坊ちゃん(夏目漱石)
松山中学在任当時の体験を背景とした初期の代表作。物理学校を卒業後ただちに四国の中学に数学教師として赴任した直情型の青年、坊ちゃんが周囲の愚劣、無気力などに反発し、職をなげうって東京に帰る。主人公の反俗精神に貫かれた奔放な行動は、滑稽と人情の巧みな交錯となって、漱石の作品中最も広く愛読されてる。近代小説に勧善懲悪の主題を復活させた快作。(新潮文庫カバーより)
坊ちゃんを読むのは実に小学生の時以来。何となくストーリーは覚えていたけど、坊ちゃんよりだいぶ大人、親世代にまでなって読むと、当時の印象以上に滑稽さが際立つ気がしました。中古の文庫で読んだのですが字が小さい。最近の本で読む方がよさそうですね。これも歳のせいか…。
お薦め度
松山は坊ちゃんのまちか?
愛媛県松山市は坊ちゃんのまちです。昨年、出張で初めて訪れたのですが、まちなかを走る路面電車は「坊ちゃん列車」、お土産の定番は「坊ちゃん団子」、道後温泉の名所「坊ちゃんカラクリ時計」、空港の愛称は「坊ちゃん空港」。飲食店のメニューにも「坊ちゃん定食」「坊ちゃん御前」的なものがあります。

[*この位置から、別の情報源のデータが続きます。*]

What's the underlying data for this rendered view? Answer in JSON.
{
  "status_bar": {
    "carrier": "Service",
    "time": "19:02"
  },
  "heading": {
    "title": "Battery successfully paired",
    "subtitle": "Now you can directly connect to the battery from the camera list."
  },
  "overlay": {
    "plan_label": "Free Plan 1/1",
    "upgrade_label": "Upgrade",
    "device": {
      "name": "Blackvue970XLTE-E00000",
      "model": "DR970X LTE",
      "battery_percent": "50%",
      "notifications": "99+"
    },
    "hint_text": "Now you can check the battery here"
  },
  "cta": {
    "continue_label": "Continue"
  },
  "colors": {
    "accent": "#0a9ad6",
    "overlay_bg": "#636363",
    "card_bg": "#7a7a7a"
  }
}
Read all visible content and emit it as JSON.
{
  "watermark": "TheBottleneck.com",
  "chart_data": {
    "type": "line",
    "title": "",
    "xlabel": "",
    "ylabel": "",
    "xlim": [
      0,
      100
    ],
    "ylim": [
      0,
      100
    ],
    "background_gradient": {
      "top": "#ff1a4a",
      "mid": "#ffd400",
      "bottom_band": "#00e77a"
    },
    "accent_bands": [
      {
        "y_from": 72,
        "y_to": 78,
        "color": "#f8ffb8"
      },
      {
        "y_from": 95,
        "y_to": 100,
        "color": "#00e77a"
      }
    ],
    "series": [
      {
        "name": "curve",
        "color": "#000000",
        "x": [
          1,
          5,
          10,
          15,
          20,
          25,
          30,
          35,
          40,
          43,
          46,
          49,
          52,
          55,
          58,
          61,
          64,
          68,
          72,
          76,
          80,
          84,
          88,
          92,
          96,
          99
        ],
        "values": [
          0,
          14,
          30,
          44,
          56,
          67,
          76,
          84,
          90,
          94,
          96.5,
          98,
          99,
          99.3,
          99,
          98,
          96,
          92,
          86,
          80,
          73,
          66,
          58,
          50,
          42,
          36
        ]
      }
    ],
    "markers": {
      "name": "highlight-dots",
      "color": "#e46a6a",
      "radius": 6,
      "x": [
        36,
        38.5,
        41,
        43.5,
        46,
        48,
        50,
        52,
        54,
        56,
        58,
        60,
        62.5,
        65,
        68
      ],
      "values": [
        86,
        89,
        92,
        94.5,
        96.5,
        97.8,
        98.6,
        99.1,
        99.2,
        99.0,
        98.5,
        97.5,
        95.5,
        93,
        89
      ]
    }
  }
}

愛される坊ちゃん。しかし、改めて読んでみると当の坊ちゃんは松山を田舎だとこき下ろしています。東京から来て、田舎の暮らしに癒される、新しい暮らしを見つける的な、現代的なストーリーではありません。坊ちゃんが絶賛しているのは温泉くらい。あと、天ぷらそばと団子がおいしかったというエピソードくらいでしょうか。
それでも、坊ちゃんをシンボルとして扱う松山市は大人です。大人になった坊ちゃんが訪れたら、ちょっとは反省して、今度こそいいところをもっと発信してくれるはず。いや、そんなキャラじゃないところがおもしろさでしょうか。
田舎あるある
松山は城下町で、それなりに大きなまち。地方の中心都市です。でも、日本の中心から見たら、田舎だったのでしょう。もし、和歌山を訪れていたらどうだったのか。当時の和歌山市は日本屈指の都市だったそうなので、そうでもないかもしれませんが、南に足を伸ばせば、辺境の地と感じたことでしょう。
松山では坊ちゃんが天ぷらをおかわりすると、団子を注文すると、そのことがすぐに知れわたります。田舎のネットワークは恐ろしい。現代でも先祖を数代先まで知られているし、交際遍歴なども筒抜き。スーパーの買い物かごに何を入れていたかもすぐに伝わる(伝える意味はないのですが)。田舎の描写は都市住民の誇張ではなく、かなりリアルです。
勝ち組、負け組
いい言葉ではありませんが、勝ち組、負け組とはよく使われます。明治にそんな使い方はしなかったでしょうが、勝ち組と負け組ははっきり分かれています。坊ちゃんは貧しい家柄ではありませんし、それなりには学もありますが、勝ち組には到底なれない。物語では最終版で、にくい相手をぎゃふんと言わせるわけですが、それはささやかな勝利で、全体としてはむしろ負けているとも取れます。局地的な小競り合いでは勝っても、人生という大きな盤上では負け組に入れられる。でも、自分の心のまま生き、決して負けないのが坊ちゃんのいいところでしょう。
作者の夏目漱石は東大出で、英国にも留学経験がある。完全に勝ち組ですね。でも、勝ち組だけの視点で物語を描かない。勝ち組中の勝ち組です。
南方熊楠と同級生
夏目漱石と世界的な博物学者の南方熊楠は東大の同級生。時期は少しずれますが、ともに英国にも留学しています。お札の肖像にも採用された漱石に比べ、熊楠の知名度はそこまで高くありませんが、年々評価が高まっており、海外にもファンが多い。熊楠は和歌山県出身で、生涯の多くのを県内で過ごしながら、世界を驚かせる活躍をします。この2人に親交があったという話は聞いたことありませんが、経歴だけ近くても、中身はずいぶん違うので、きっと気が合わなかったでしょうね。正岡子規も東大の同級生で、こちらと漱石は親交が深かったというエピソードが残っています。スゴイ同級生のメンツですね。
編集後記
以前、シャーロックホームズを小学生時代以来読み返してみましたが、坊ちゃんもまた読み返すと感慨深い。当時の快作で、現代の作品にもさまざまな影響を与えているなと感じました。新しい本で読めていないのがまだまだあるけれど、かつて読んだ作品も読み返してみたい。50前になって、読書欲が高まってます。